If that doesn't work, one thing to try would be using a different visualization editor that does have an inspect feature. Like the Metric visualization type.

@csatola @wylie
Excuse me for butting in, Maybe I am missing something.

"fields.PatchReleaseDate": [
  "2020-03-10T00:00:00.000Z"
]

That is a March 2020 more than a year ago not this last March well beyond 90 days in your time picker....

Are you sure there is any recent data / patches.

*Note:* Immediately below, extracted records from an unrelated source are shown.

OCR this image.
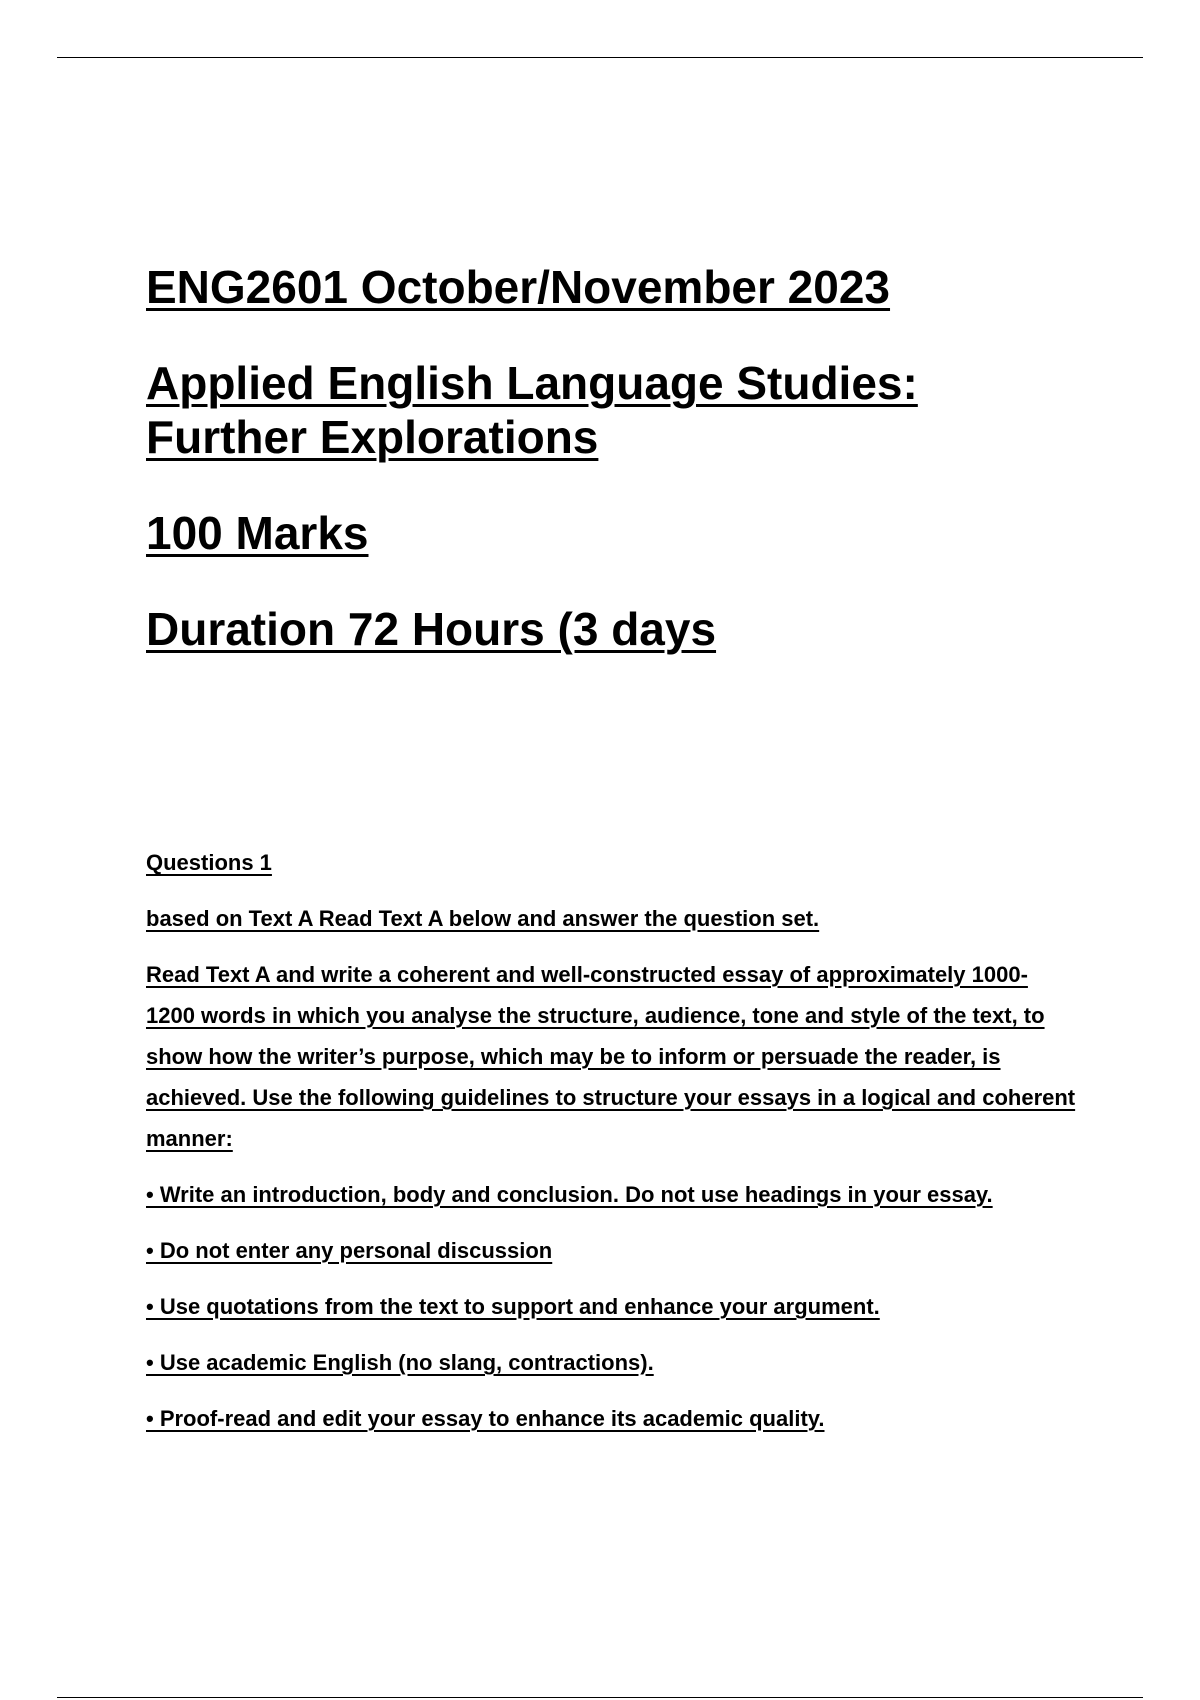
ENG2601 October/November 2023

Applied English Language Studies:

Further Explorations

100 Marks

Duration 72 Hours (3 days

Questions 1

based on Text A Read Text A below and answer the question set.

Read Text A and write a coherent and well-constructed essay of approximately 1000- 1200 words in which you analyse the structure, audience, tone and style of the text, to show how the writer’s purpose, which may be to inform or persuade the reader, is achieved. Use the following guidelines to structure your essays in a logical and coherent manner:

• Write an introduction, body and conclusion. Do not use headings in your essay.

• Do not enter any personal discussion

• Use quotations from the text to support and enhance your argument.

• Use academic English (no slang, contractions).

• Proof-read and edit your essay to enhance its academic quality.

You should be able to run a quick test... to see what the min / max dates are

GET  tenablestatslogger/_search
{
  "size": 0,
  "aggs": {
    "min_date": {
      "min": {
        "field": "fields.PatchReleaseDate",
        "format": "yyyy-MM-dd HH.mm.ss"
      }
    },
    "max_date": {
      "max": {
        "field": "fields.PatchReleaseDate",
        "format": "yyyy-MM-dd HH.mm.ss"
      }
    }
  }
}

It's always a good idea, even if you post here :slight_smile:

(You can always share your solution here as well, helping others!)

@stephenb

Not butting in. Any ideas help. I used a bad example document to share. There is data with patch dates spanning weeks ago to years ago. However, the documents are indexed (@timestamp) daily. The gist is these logs are the output of our vulnerability scanner. Checking machines for CVE vulnerabilities that exist. @timestamp references when the scan discovered and logged that the vulnerability exists on a particular machine. PatchReleaseDate represents when a fix for that CVE was released. I'm trying to query "Number of vulnerabilities where the patch has existed for X days" to ensure we're meeting our SLA of patching vulnerabilities within a certain period of time.

Here's the result of the test showing the range of dates in the result set:

{
  "took" : 38,
  "timed_out" : false,
  "_shards" : {
    "total" : 1,
    "successful" : 1,
    "skipped" : 0,
    "failed" : 0
  },
  "hits" : {
    "total" : {
      "value" : 10000,
      "relation" : "gte"
    },
    "max_score" : null,
    "hits" : [ ]
  },
  "aggregations" : {
    "max_date" : {
      "value" : 1.61784E12,
      "value_as_string" : "2021-04-08 00.00.00"
    },
    "min_date" : {
      "value" : 1.0028448E12,
      "value_as_string" : "2001-10-12 00.00.00"
    }
  }
}

This query:

GET  tenablestatslogger/_search
{
  "size": 0, 
  "query": {
    "bool": {
      "must": [
        { "match": {
          "fields.HasPatch.keyword": "true"
        }},
        {"match": {
          "fields.RiskFactor.keyword": "Critical"
        }}
      ],
      "filter": [
        {"range": {
          "fields.PatchReleaseDate": {
            "lte": "now-60d"
          }
        }}
        , {"range": {
          "@timestamp": {
            "gte": "now-36h"
          }
        }}
      ]
    }
  }
}

Gives me the results I want:

{
  "took" : 1,
  "timed_out" : false,
  "_shards" : {
    "total" : 1,
    "successful" : 1,
    "skipped" : 0,
    "failed" : 0
  },
  "hits" : {
    "total" : {
      "value" : 256,
      "relation" : "eq"
    },
    "max_score" : null,
    "hits" : [ ]
  }
}

I am looking to visualize the 256 number.

@wylie I'm going to test logging with the metric visualization today to validate that logging is working as expected.

Note: This is all sample data at the moment. These aren't our real stats :slight_smile:

1 Like

I've figured out how to visualize my query.

  1. Create a "Metric" visualization
  2. Add a filter and click "Edit Query DSL"
  3. Put the full query into the window and save.
  4. Cheer because the resulting metric is accurate.